While you’ve been wishing for the inspiration to start something great, thousands of entrepreneurs have used the prevailing sense of uncertainty to start truly remarkable companies. Lucrative Web businesses, successful tool catalogs, fast-growing PR firms — all have started on a shoestring, and all have been profitable ahead of schedule. The Web is dead, right? Well, try telling that to Meetup.com, a new Web site that helps organize meetings anywhere and on any topic. It has 200,000 registered users — and counting.
Maybe you already have a clipping on your mirror that asks you what you did during the 1990s. What’s your biggest regret about that decade? Do you wish that you had started, joined, invested in, or built something? Are you left wishing that you’d at least had the courage to try? In hindsight, the 1990s were the good old days.

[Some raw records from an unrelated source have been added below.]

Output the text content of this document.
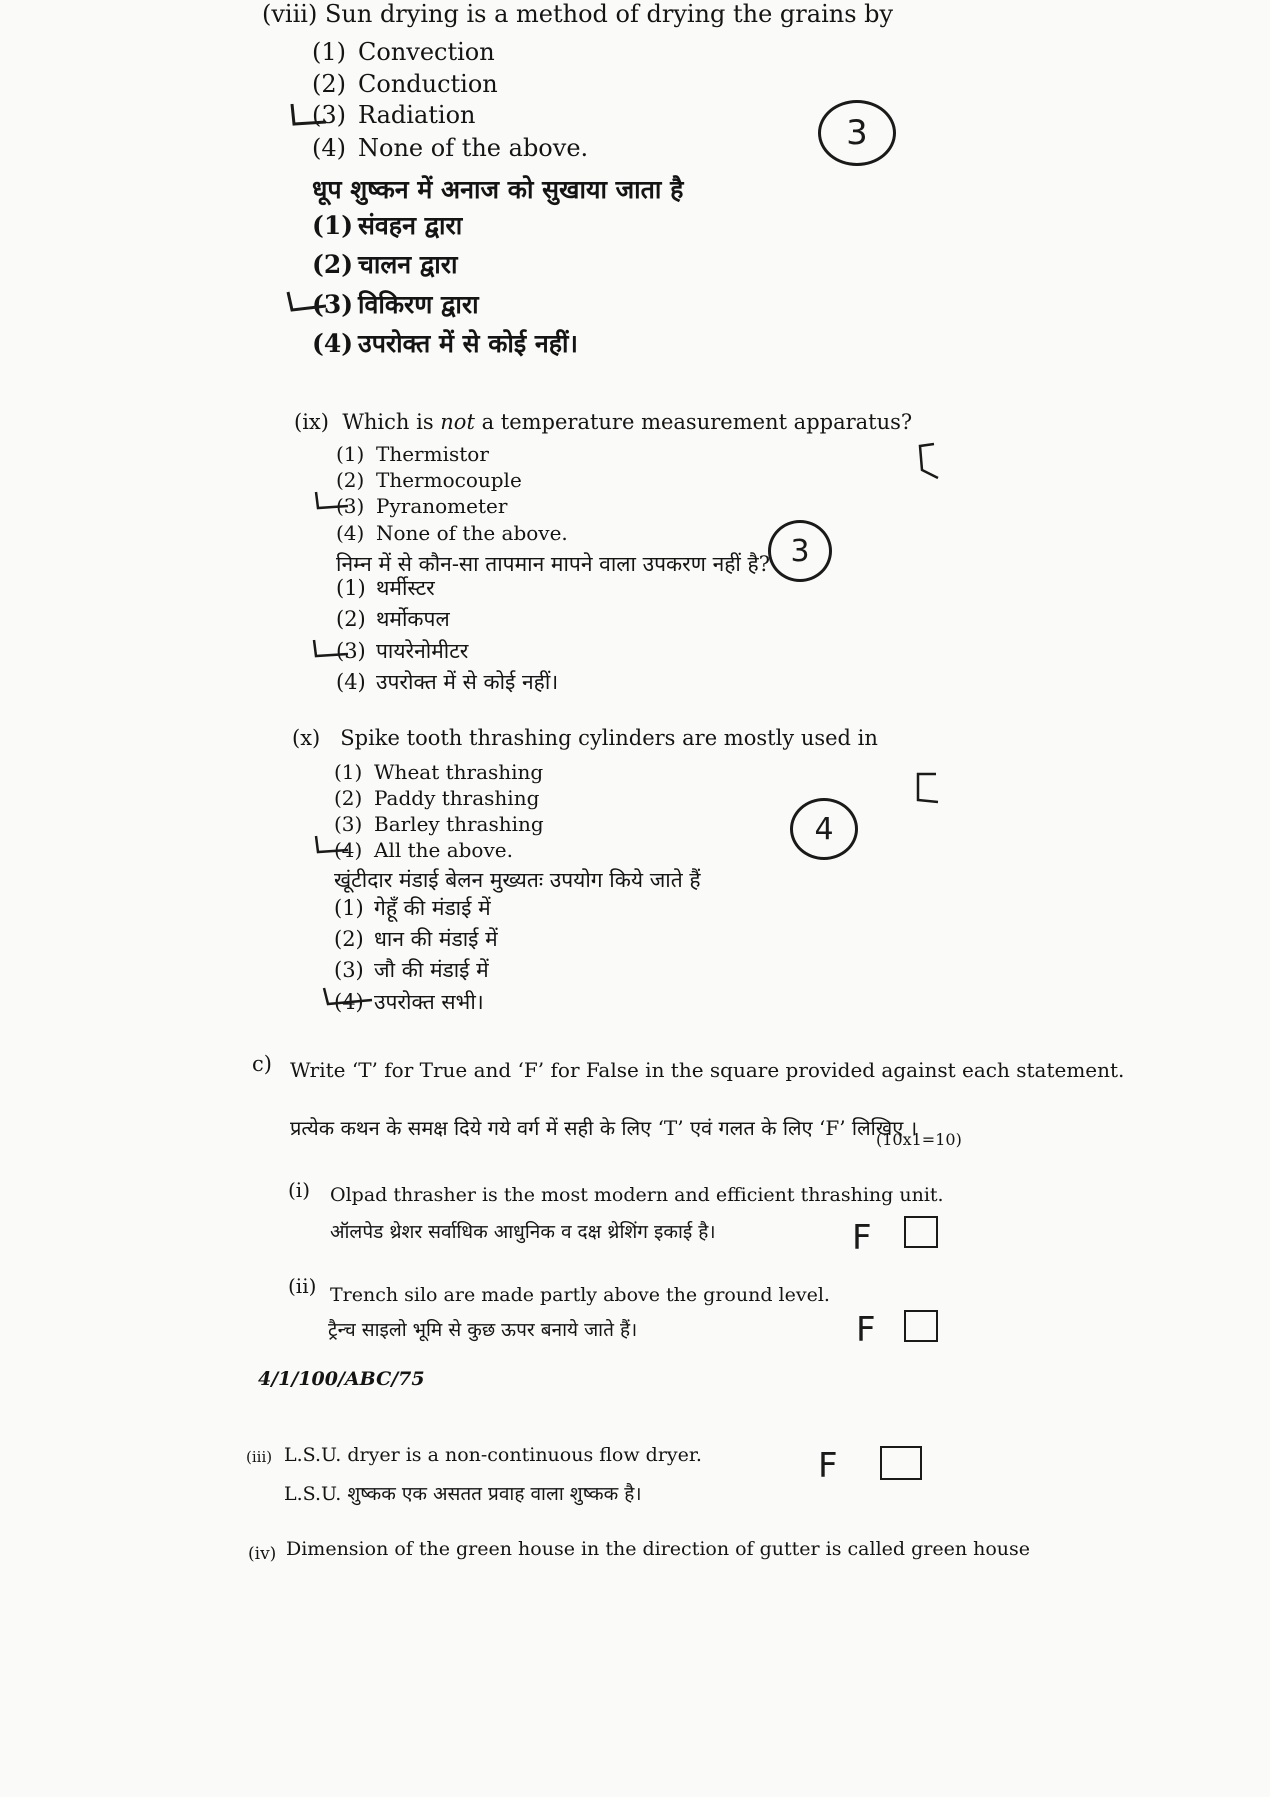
(viii) Sun drying is a method of drying the grains by
(1) Convection
(2) Conduction
(3) Radiation
(4) None of the above.
धूप शुष्कन में अनाज को सुखाया जाता है
(1) संवहन द्वारा
(2) चालन द्वारा
(3) विकिरण द्वारा
(4) उपरोक्त में से कोई नहीं।
3
(ix) Which is not a temperature measurement apparatus?
(1) Thermistor
(2) Thermocouple
(3) Pyranometer
(4) None of the above.
निम्न में से कौन-सा तापमान मापने वाला उपकरण नहीं है?
(1) थर्मीस्टर
(2) थर्मोकपल
(3) पायरेनोमीटर
(4) उपरोक्त में से कोई नहीं।
3
(x) Spike tooth thrashing cylinders are mostly used in
(1) Wheat thrashing
(2) Paddy thrashing
(3) Barley thrashing
(4) All the above.
खूंटीदार मंडाई बेलन मुख्यतः उपयोग किये जाते हैं
(1) गेहूँ की मंडाई में
(2) धान की मंडाई में
(3) जौ की मंडाई में
(4) उपरोक्त सभी।
4
c) Write ‘T’ for True and ‘F’ for False in the square provided against each statement.
प्रत्येक कथन के समक्ष दिये गये वर्ग में सही के लिए ‘T’ एवं गलत के लिए ‘F’ लिखिए ।
(10x1=10)
(i) Olpad thrasher is the most modern and efficient thrashing unit.
ऑलपेड थ्रेशर सर्वाधिक आधुनिक व दक्ष थ्रेशिंग इकाई है।	F
(ii) Trench silo are made partly above the ground level.
ट्रैन्च साइलो भूमि से कुछ ऊपर बनाये जाते हैं।	F
4/1/100/ABC/75
(iii) L.S.U. dryer is a non-continuous flow dryer.
L.S.U. शुष्कक एक असतत प्रवाह वाला शुष्कक है।
F
(iv) Dimension of the green house in the direction of gutter is called green house
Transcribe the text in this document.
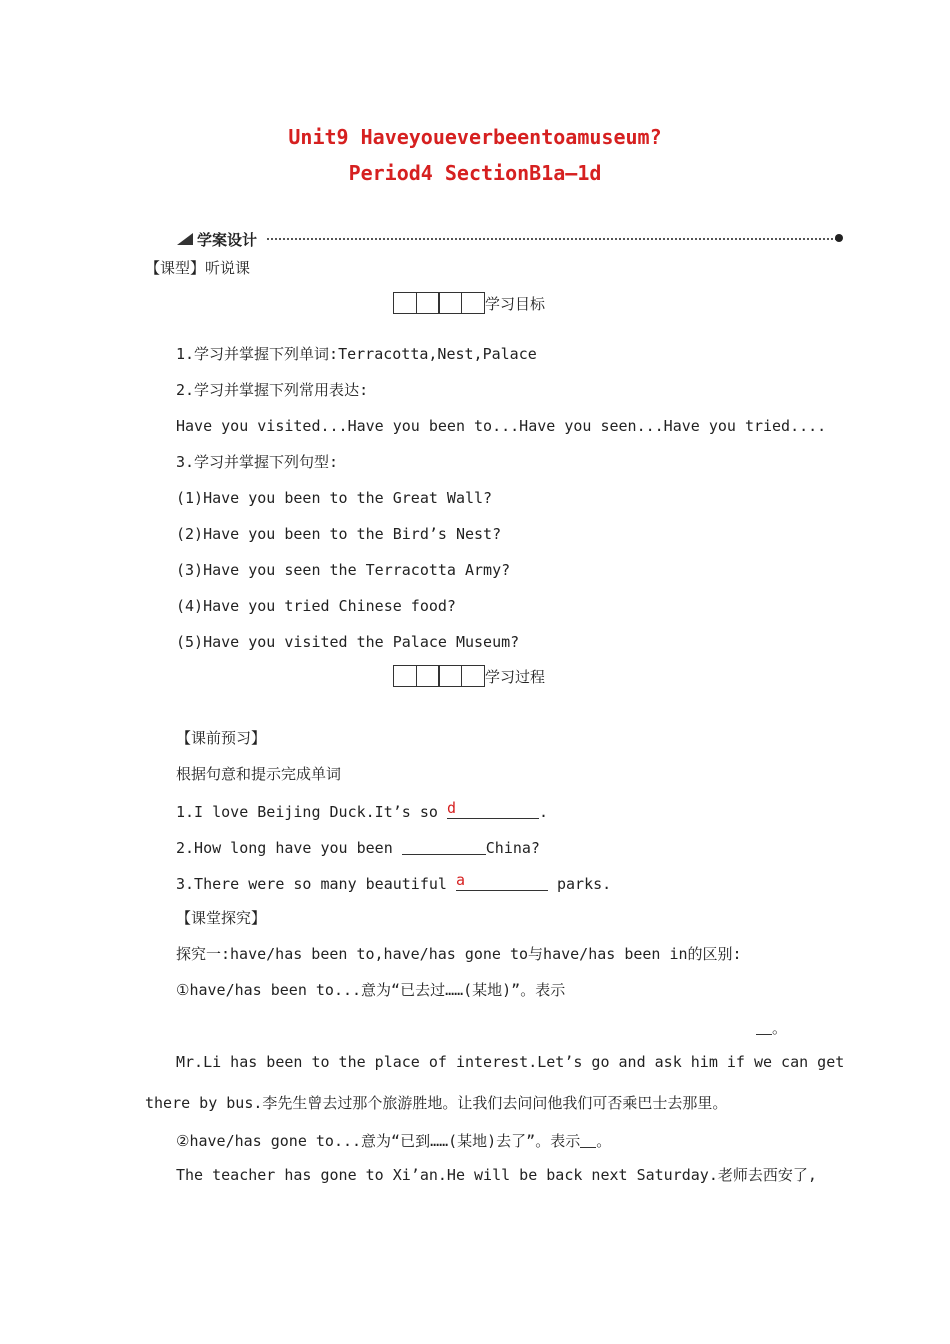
Unit9 Haveyoueverbeentoamuseum?
Period4 SectionB1a—1d
学案设计
【课型】听说课
学习目标
1.学习并掌握下列单词:Terracotta,Nest,Palace
2.学习并掌握下列常用表达:
Have you visited...Have you been to...Have you seen...Have you tried....
3.学习并掌握下列句型:
(1)Have you been to the Great Wall?
(2)Have you been to the Bird’s Nest?
(3)Have you seen the Terracotta Army?
(4)Have you tried Chinese food?
(5)Have you visited the Palace Museum?
学习过程
【课前预习】
根据句意和提示完成单词
1.I love Beijing Duck.It’s so d	.
2.How long have you been	China?
3.There were so many beautiful a	parks.
【课堂探究】
探究一:have/has been to,have/has gone to与have/has been in的区别:
①have/has been to...意为“已去过……(某地)”。表示
。
Mr.Li has been to the place of interest.Let’s go and ask him if we can get
there by bus.李先生曾去过那个旅游胜地。让我们去问问他我们可否乘巴士去那里。
②have/has gone to...意为“已到……(某地)去了”。表示 。
The teacher has gone to Xi’an.He will be back next Saturday.老师去西安了,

Yet so many people missed out. Why? Because it’s always possible to find a reason to stay put, to skip an opportunity, or to decline an offer. And yet, in retrospect, it’s hard to remember why we said no and easy to wish that we had said yes.
The thing is, we still live in a world that’s filled with opportunity. In fact, we have more than an opportunity — we have an obligation. An obligation to spend our time doing great things. To find ideas that matter and to share them. To push ourselves and the people around us to demonstrate gratitude, insight, and inspiration. To take risks and to make the world better by being amazing.
Are these crazy times? You bet they are. But so were the days when we were doing duck-and-cover air-raid drills in school, or going through the scares of Three Mile Island and Love Canal. There will always be crazy times.
So stop thinking about how crazy the times are, and start thinking about what the crazy times demand. There has never been a worse time for business as usual. Business as usual is sure to fail, sure to disappoint, sure to numb our dreams. That’s why there has never been a better time for the new. Your competitors are too afraid to spend money on new productivity tools. Your bankers have no idea where they can safely invest. Your potential employees are desperately looking for something exciting, something they feel passionate about, something they can genuinely engage in and engage with.
You get to make a choice. You can remake that choice every day, in fact. It’s never too late to choose optimism, to choose action, to choose excellence. The best thing is that it only takes a moment — just one second — to decide.
Before you finish this paragraph, you have the power to change everything that’s to come. And you can do that by asking yourself (and your colleagues) the one question that every organization and every individual needs to ask today: Why not be great?